My own father (and mother) are seniors. They still live in their own home up the street from me and I’m blessed to be able to raise my family alongside them. More than 10,000 Baby Boomers turn 65 each day and the population aged 65 and over is projected to double and reach 83.7 million by 2050. Ninety-five percent of seniors queried about their living situation prefer to stay at home.
Phaedra Ellis-Lamkins, Head of Care at Honor, the in-home care solution that has taken a completely new approach to helping parents, grandparents, and spouses “age in place” with greater comfort, joy and grace, shares the following seven tips for families looking to give a special gift to the older men in their lives this Father’s Day season:
1. Listen to what Dad really wants to help make his life as full and complete as possible as he ages. Often these things likely don’t include material items, which become less and less important as we age.
2. Just because they get older, doesn’t mean they give up their favorite passions and pastimes. Think of gifts that inspire joy, stir wonderful memories and keep Dad’s zest for life at its fullest! Find ways to get him out of the house and circulating in society with activities and interests that he truly loves. For example, this year as an early Father’s Day gift for my father, we took him to see a New York Yankees game. My father is a former professional baseball player from Cuba and he raised us in New York. We grew up loving baseball and going to baseball games at Yankees stadium. Now that we live in Central Florida, my oldest teen son decided that he would buy my father (his grandfather) tickets to see the Yankees play locally as a Father’s Day present. We all dressed up in our baseball gear and my father was accompanied to one of his favorite pastimes with his daughter and three of his grandsons. Experiencing the game together and his genuine enjoyment was really priceless. If your grandfather or father like cars, airplanes or aviation, take him to a vintage car show or air museum for Father's Day. These outings provide both mental and physical stimulation.
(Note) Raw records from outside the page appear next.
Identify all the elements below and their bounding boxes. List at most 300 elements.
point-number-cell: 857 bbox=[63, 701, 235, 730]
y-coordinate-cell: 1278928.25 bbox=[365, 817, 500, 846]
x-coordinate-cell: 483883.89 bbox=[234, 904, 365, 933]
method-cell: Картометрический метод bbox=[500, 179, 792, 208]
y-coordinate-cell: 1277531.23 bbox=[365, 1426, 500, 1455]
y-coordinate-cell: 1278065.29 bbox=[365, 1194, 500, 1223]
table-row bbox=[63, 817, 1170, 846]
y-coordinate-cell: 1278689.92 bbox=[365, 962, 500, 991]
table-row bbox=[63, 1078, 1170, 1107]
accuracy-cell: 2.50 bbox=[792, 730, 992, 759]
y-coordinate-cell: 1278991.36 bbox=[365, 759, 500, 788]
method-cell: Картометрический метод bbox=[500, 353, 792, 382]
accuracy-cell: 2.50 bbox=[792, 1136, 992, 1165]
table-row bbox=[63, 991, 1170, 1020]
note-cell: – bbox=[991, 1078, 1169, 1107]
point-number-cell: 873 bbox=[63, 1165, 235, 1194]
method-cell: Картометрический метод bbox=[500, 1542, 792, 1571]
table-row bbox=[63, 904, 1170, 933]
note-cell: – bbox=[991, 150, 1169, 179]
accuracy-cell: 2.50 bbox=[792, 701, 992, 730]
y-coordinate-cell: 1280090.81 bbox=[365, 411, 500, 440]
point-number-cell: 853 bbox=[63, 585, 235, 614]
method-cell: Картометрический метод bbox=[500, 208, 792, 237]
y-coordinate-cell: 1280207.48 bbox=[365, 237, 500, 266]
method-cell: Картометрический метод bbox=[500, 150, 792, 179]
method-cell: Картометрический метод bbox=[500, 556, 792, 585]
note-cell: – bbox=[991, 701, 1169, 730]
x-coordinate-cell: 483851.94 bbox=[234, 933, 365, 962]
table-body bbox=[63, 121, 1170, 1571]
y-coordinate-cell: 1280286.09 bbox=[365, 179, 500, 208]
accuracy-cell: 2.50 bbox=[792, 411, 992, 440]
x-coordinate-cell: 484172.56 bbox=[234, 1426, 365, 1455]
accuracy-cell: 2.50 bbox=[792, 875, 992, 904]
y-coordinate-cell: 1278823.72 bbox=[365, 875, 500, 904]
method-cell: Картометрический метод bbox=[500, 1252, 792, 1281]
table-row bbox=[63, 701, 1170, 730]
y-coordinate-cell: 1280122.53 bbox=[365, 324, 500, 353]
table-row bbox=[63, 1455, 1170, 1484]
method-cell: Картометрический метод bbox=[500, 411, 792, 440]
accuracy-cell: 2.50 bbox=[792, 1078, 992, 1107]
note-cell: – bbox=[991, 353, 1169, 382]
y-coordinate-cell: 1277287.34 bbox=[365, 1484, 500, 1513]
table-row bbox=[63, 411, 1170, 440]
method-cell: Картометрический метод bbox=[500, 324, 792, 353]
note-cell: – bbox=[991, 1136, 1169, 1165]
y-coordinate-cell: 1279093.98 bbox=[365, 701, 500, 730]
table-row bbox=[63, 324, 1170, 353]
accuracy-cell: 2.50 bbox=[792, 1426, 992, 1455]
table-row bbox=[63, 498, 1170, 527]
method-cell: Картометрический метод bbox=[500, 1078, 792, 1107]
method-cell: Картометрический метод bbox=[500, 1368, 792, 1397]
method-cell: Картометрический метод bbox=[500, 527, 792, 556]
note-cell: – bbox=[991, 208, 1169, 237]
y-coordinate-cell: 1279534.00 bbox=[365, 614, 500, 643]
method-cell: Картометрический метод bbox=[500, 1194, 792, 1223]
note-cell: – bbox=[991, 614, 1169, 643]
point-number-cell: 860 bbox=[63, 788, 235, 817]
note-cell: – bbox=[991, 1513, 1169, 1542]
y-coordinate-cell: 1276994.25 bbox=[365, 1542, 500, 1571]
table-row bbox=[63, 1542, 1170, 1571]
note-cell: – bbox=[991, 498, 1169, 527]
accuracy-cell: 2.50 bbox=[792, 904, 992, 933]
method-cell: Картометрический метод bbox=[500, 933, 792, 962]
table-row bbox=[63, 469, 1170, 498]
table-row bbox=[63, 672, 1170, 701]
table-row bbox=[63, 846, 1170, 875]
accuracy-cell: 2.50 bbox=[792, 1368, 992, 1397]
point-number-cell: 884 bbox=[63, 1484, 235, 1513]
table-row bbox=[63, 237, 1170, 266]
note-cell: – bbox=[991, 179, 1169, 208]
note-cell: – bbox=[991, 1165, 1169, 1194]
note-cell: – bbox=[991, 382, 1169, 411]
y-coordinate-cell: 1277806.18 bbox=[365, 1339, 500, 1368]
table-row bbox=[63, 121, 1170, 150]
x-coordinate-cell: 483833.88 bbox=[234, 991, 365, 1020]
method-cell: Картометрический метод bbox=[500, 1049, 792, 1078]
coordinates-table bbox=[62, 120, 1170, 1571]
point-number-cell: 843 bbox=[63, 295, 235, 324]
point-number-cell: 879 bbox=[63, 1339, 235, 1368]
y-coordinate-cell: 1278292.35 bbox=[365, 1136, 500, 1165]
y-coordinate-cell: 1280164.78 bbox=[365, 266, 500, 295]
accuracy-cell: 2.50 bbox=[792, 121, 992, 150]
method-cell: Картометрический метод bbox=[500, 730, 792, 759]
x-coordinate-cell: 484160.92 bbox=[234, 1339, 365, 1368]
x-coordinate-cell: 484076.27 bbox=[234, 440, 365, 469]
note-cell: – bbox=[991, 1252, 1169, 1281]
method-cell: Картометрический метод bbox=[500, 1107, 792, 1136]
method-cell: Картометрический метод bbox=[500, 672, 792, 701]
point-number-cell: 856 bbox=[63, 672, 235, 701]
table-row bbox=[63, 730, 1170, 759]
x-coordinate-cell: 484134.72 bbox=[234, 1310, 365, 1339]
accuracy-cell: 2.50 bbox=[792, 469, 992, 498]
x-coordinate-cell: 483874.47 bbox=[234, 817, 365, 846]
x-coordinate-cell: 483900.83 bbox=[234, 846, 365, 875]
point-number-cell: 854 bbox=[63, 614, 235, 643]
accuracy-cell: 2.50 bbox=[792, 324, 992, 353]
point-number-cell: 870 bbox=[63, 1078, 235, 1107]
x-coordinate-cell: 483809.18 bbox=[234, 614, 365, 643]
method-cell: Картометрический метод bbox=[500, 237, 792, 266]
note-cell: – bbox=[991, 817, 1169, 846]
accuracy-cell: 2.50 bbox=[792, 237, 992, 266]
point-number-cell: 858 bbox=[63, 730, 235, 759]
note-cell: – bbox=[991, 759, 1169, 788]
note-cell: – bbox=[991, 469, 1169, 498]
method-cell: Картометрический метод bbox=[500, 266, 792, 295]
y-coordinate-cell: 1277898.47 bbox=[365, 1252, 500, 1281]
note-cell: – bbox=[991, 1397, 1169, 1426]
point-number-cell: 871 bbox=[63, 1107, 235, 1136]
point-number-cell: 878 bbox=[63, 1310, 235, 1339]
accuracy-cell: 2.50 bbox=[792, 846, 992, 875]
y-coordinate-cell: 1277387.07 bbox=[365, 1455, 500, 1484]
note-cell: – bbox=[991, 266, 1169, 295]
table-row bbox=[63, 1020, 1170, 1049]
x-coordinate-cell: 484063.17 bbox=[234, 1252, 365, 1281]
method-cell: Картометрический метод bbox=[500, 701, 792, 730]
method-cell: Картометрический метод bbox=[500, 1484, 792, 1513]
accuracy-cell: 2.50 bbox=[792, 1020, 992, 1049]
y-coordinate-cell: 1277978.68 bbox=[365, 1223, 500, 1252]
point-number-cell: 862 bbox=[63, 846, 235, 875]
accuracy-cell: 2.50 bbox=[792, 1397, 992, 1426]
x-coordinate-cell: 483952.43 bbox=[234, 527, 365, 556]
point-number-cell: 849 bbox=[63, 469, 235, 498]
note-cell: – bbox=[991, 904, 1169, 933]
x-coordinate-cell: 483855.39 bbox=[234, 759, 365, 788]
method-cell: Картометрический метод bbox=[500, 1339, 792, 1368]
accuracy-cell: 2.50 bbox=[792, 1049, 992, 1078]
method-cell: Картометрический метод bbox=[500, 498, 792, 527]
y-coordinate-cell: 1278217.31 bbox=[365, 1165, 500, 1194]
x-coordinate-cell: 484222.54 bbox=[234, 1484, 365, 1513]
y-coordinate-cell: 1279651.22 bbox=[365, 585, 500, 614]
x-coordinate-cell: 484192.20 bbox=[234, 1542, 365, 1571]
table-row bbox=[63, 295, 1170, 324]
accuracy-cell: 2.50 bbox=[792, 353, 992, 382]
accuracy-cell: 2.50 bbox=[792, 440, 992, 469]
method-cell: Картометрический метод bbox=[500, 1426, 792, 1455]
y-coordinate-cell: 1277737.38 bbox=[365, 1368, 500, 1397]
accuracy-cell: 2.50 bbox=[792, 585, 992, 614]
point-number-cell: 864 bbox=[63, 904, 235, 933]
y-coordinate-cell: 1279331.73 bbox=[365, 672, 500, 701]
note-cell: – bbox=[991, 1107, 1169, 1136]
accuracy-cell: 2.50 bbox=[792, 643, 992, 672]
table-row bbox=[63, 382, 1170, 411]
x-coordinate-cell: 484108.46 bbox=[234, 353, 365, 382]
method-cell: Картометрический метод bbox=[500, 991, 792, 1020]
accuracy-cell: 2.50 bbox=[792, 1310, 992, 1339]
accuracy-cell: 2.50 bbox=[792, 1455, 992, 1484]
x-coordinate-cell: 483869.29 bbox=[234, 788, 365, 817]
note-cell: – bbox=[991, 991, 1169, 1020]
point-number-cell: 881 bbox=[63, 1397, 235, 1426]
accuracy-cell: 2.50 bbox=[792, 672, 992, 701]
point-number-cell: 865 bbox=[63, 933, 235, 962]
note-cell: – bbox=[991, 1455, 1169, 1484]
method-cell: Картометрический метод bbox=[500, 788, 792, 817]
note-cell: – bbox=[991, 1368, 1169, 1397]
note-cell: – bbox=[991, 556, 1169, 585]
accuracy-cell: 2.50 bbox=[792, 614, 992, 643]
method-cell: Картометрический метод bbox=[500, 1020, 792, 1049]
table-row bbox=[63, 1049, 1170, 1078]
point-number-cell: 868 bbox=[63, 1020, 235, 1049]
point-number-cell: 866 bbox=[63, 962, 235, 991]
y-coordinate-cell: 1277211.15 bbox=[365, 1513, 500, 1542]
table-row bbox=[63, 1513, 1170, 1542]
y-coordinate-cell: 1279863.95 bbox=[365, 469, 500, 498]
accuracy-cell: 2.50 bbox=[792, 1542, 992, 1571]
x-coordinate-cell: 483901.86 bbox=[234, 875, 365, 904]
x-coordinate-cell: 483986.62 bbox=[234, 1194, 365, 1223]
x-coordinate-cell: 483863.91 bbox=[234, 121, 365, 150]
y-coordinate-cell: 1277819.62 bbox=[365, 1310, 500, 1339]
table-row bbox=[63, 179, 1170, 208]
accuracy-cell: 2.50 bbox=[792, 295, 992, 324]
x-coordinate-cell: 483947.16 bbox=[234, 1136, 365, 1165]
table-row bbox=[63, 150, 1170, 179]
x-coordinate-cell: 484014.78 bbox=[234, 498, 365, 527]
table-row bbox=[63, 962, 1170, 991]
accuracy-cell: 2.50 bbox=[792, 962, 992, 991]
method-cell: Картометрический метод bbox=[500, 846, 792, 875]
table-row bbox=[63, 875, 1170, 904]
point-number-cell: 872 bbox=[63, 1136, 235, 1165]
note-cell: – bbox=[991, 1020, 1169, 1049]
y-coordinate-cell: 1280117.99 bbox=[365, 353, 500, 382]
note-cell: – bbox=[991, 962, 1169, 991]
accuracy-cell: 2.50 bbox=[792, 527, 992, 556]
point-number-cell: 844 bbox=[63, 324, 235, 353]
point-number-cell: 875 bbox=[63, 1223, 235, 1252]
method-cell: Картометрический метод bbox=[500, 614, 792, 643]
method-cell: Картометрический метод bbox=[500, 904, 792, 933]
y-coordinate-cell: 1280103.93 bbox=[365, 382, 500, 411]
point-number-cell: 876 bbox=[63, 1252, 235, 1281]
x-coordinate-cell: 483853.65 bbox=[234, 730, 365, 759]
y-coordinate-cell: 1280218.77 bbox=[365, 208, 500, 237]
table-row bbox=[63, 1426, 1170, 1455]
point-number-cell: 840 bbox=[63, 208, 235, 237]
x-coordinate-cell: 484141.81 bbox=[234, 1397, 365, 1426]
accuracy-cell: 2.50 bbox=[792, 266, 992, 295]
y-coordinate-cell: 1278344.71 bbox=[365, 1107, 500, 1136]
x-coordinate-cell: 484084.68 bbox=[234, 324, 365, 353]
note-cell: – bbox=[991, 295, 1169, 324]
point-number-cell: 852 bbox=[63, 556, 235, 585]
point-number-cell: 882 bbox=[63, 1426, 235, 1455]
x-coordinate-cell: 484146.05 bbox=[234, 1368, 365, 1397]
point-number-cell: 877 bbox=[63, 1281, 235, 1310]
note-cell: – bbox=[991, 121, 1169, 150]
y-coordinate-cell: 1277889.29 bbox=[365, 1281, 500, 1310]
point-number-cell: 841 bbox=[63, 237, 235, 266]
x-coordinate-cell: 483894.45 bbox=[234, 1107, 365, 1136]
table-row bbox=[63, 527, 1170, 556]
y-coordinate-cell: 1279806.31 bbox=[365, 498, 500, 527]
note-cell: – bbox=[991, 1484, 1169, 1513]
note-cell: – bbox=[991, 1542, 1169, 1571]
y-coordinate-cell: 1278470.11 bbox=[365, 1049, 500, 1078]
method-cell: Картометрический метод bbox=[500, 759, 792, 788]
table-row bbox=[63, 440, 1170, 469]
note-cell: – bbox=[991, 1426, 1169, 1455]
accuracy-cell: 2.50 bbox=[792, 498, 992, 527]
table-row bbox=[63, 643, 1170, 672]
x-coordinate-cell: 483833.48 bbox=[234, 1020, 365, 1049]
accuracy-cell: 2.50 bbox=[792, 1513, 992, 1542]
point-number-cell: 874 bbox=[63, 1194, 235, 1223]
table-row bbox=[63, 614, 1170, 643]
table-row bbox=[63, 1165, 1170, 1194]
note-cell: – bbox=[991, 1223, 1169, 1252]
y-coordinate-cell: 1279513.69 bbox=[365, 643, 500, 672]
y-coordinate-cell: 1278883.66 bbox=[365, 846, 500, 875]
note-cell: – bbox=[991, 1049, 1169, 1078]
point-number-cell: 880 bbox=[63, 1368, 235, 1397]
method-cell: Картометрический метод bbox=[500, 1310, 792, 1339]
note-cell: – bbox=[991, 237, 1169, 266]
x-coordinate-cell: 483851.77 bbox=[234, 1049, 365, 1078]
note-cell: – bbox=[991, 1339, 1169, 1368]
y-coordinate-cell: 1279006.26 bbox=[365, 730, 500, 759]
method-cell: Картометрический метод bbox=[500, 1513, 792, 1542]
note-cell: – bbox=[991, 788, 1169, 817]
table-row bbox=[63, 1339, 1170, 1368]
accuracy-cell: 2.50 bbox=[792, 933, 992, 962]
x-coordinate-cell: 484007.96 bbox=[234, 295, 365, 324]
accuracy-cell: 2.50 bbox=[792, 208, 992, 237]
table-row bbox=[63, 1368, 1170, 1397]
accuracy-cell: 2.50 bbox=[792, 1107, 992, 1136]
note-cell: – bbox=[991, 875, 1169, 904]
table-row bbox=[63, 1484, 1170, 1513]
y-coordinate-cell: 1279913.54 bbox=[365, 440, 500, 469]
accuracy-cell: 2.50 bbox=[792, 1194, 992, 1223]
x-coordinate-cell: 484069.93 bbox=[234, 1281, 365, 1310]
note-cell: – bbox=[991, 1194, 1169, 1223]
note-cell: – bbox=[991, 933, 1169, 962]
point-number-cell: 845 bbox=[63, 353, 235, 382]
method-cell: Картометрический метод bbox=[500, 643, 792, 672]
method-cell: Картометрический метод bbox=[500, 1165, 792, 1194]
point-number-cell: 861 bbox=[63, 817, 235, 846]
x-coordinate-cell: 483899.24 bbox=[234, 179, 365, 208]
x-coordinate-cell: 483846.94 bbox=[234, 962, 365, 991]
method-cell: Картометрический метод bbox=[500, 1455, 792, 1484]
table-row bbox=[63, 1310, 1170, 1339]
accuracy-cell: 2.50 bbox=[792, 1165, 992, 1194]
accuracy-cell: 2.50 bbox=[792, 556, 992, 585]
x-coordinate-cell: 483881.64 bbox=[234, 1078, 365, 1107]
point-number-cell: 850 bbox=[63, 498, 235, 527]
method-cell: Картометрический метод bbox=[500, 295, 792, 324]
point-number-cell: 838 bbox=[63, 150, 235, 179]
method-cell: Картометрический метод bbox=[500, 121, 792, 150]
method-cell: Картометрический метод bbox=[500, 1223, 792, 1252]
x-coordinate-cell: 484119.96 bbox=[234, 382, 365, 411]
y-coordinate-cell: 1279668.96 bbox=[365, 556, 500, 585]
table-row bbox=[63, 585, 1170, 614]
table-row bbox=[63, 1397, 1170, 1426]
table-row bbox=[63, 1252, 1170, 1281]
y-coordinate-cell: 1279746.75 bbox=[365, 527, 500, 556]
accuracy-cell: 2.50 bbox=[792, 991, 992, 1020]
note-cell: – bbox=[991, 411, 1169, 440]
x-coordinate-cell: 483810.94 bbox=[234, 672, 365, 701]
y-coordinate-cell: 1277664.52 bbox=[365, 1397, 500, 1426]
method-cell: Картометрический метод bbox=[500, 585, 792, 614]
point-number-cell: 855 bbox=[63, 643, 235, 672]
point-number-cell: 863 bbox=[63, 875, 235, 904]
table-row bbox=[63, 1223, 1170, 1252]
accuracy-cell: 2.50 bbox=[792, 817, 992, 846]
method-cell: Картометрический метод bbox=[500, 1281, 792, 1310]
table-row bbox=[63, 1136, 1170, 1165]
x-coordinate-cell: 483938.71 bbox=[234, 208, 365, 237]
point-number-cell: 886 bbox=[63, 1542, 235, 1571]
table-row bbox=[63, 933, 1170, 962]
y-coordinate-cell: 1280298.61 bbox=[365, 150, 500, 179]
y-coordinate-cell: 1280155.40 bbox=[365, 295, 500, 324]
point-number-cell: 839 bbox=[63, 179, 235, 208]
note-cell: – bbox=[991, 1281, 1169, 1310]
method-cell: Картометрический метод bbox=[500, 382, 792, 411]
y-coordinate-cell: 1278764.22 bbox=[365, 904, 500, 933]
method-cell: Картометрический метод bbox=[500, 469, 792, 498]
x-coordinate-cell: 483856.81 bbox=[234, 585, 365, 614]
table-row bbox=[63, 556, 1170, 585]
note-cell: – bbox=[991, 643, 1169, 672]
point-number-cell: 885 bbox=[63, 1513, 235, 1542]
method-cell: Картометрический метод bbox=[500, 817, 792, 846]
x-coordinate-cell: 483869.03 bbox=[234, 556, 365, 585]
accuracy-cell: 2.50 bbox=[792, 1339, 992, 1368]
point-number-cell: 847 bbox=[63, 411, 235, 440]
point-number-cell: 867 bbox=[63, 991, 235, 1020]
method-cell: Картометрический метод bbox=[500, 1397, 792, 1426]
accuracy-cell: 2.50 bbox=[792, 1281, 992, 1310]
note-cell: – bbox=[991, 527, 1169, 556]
3. Independence and healthy self-reliance, along with love and support, are the key ingredients that help them thrive as humans. There is a time and place for alternative living arrangements, but Dad may do best living in the house he loves with additional help as needed for routine chores and to ensure the house keeps functioning smoothly.
4. Be aware that interests and needs change over the years – tools, techniques and tips that can make life more stress-free for seniors are great gifts and enable those we love most to enjoy the things that matter most (such as quality time with family members and friends).
5. Isolationism is one of the biggest issues for older adults living on their own. The gift of companionship (frequent visits and hugs from the grandkids, support from a housekeeper, or a trusted care professional) can make a world of difference.
6. The loving touch and warmth of a pet is a tremendous salvo for older adults. Consider adopting a calm, older rescue pet (if your parent’s situation enables them to adequately facilitate the care of an animal friend for the foreseeable future).
7. Lastly, if you have a parent or spouse returning home from an extended hospital stay this Father's Day season, take the proper steps to ensure that their living space is easy to negotiate: No clutter in hallways to trip over; well-lit walkways and bathrooms; non-slip surfaces, modified toilet access, if needed; easy meal planning guidance; and support with laundry and household maintenance. Ensuring a suitable living space is a game changer for fast recovery.